Heuristic interpretation of measure theoretic conditional probability and information

40 Views Asked by At

Billingsley provides a heuristic approach to the measure theoretic definition of a conditional probability $P(A || \mathcal{G})$ in terms of partial information. We are to look at knowing $\mathcal{G}$ as an experiment where we know for each $G \in \mathcal{G}$ and each $\omega \in \Omega$ the output of of $\mathbb{1}_G(\omega)$. However, Billingsley then notes that this heuristic breaks down in certain pathological cases.
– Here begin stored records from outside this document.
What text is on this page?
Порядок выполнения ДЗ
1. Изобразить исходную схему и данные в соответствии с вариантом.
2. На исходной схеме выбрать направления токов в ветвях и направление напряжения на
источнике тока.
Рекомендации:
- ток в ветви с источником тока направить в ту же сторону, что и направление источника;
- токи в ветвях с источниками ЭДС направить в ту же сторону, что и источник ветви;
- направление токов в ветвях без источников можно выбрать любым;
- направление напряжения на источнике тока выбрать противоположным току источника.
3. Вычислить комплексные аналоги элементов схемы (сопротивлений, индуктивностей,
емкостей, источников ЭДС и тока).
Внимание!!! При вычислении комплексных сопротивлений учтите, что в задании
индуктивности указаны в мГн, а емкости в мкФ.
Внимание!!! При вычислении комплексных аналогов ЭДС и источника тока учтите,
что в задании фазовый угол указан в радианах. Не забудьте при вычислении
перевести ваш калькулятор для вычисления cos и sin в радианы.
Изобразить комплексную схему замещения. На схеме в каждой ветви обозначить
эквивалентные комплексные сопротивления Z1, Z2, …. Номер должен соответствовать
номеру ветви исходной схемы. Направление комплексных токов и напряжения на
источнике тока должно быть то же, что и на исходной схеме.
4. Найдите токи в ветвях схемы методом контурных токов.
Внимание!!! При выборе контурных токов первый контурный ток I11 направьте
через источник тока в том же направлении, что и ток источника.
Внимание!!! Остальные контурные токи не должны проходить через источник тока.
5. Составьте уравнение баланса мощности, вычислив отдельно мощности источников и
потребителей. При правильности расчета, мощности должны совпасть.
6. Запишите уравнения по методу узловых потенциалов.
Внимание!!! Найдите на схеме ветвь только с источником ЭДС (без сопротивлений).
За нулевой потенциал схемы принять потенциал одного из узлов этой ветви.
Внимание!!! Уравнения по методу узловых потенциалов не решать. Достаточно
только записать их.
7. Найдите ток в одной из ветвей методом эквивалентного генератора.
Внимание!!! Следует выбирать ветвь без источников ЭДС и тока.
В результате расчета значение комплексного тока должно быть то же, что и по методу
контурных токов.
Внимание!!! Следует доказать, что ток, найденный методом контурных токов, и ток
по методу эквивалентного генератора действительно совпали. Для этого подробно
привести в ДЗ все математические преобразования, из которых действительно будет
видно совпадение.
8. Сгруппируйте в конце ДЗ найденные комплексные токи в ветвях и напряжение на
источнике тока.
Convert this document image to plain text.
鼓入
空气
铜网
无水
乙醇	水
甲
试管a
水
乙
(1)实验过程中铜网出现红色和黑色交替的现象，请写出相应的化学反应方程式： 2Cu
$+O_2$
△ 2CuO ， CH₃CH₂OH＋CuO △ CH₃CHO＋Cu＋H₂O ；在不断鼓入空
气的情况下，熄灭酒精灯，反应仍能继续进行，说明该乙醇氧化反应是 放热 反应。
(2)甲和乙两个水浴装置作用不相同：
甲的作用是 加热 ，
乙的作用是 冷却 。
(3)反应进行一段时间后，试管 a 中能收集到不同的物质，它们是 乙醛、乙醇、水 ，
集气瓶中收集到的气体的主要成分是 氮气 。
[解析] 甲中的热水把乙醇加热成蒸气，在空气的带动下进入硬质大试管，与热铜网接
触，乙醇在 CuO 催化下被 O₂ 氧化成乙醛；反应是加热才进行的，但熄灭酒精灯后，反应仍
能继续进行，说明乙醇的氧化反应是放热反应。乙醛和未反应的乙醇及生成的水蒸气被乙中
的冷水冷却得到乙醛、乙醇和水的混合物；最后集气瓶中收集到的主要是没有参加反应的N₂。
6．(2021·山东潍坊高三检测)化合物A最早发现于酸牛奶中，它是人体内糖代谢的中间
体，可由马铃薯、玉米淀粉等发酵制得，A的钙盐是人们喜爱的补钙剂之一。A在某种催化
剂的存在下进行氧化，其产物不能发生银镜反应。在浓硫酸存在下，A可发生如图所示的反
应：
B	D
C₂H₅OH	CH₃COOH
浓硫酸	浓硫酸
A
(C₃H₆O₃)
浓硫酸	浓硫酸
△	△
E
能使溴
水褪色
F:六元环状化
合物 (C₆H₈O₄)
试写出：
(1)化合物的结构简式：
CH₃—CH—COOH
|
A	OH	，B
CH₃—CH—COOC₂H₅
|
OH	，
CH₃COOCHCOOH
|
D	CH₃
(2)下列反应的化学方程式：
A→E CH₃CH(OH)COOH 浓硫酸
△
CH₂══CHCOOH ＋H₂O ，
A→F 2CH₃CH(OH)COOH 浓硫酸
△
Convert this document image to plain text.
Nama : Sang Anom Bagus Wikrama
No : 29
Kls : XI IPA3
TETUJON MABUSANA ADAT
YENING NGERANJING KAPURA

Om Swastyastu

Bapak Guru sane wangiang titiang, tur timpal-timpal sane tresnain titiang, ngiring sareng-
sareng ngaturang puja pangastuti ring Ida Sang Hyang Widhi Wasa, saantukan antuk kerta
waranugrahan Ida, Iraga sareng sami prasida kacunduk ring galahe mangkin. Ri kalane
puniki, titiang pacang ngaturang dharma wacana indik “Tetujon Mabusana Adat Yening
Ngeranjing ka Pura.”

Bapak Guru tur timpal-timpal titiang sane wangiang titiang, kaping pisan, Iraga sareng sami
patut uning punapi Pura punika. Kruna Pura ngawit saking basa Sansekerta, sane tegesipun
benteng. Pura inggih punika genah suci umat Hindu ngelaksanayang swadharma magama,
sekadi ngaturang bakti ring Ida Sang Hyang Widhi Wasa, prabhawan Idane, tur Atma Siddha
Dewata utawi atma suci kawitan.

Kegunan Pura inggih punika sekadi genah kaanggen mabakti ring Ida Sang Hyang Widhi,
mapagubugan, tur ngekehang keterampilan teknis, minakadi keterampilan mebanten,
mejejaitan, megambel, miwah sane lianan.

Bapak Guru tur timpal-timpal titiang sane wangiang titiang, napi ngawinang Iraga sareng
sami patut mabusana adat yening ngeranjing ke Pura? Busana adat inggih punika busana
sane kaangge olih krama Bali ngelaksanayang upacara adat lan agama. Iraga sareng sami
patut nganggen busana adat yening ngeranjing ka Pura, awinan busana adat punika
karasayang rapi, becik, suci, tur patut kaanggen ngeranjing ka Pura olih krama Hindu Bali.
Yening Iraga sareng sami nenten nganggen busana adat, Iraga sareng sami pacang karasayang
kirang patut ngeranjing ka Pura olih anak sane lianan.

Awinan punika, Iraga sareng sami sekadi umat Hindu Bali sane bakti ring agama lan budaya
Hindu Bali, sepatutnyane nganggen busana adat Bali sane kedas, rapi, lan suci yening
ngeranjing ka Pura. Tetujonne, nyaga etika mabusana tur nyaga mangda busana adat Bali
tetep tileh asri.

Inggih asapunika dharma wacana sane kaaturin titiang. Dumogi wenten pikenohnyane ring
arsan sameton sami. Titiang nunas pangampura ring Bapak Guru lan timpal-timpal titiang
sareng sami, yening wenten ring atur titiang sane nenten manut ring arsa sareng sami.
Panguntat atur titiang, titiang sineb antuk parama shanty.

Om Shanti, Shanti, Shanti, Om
Let $(\Omega, \mathcal{F}, P)$ be the unit interval $\Omega$ with Lebesgue measure $P$ on the Borel $\sigma$-algebra $\mathcal{F}$. Take $\mathcal{G}$ to be the sub-$\sigma$-algebra of countable or cocountable subsets. The heuristic approach says that, since $\mathcal{G}$ contains every singleton set, we know exactly which $\omega$ we pick when computing $P(A || \mathcal{G})(\omega)$, and so we know whether $\omega \in A$ or $\omega \notin A$, and so we should have $P(A || \mathcal{G}) = \mathbb{1}_A(\omega)$. However, this is incorrect since $\mathbb{1}_A$ is not necessarily $\mathcal{G}$-measurable, and the correct answer is $P(A || \mathcal{G}) (\omega) = P(A)$, $P$-a.s.

One possible idea that I had is that the "information" encoded in $\mathcal{G}$ should have some connection to the background measure $P$. In this case, knowing $\omega$ is not valuable information with regards to $P$. However, if $P$ is a mass at, say, $\omega_0 = \frac{1}{2}$, then to know an $\omega$ is potentially valuable with respect to $P$. We have two cases, either $\omega_0 \in A$ or $\omega_0 \notin A$:

  1. If $\omega_0 \in A$, then $P(A || \mathcal{G})(\omega) = \mathbf{1}_{\omega_0}(\omega)$, $P$-a.e.
  2. If $\omega_0 \notin A$, then $P(A || \mathcal{G})(\omega) = 0$, $P$-a.e.

In both cases, we have $P(A || \mathcal{G})(\omega) = P(A) \mathbf{1}_{\omega_0}(\omega),$ which agrees with the (updated) heuristic that knowing $\mathcal{G}$ lets you update your probabilities with respect to the $P$-valuable data in $\mathcal{G}$.

My question is 1) whether this makes sense; 2) how to repair the intuition so that it holds in all cases, and, 3) failing that, an understanding of when we should expect the heuristic Billingsley gives to fail.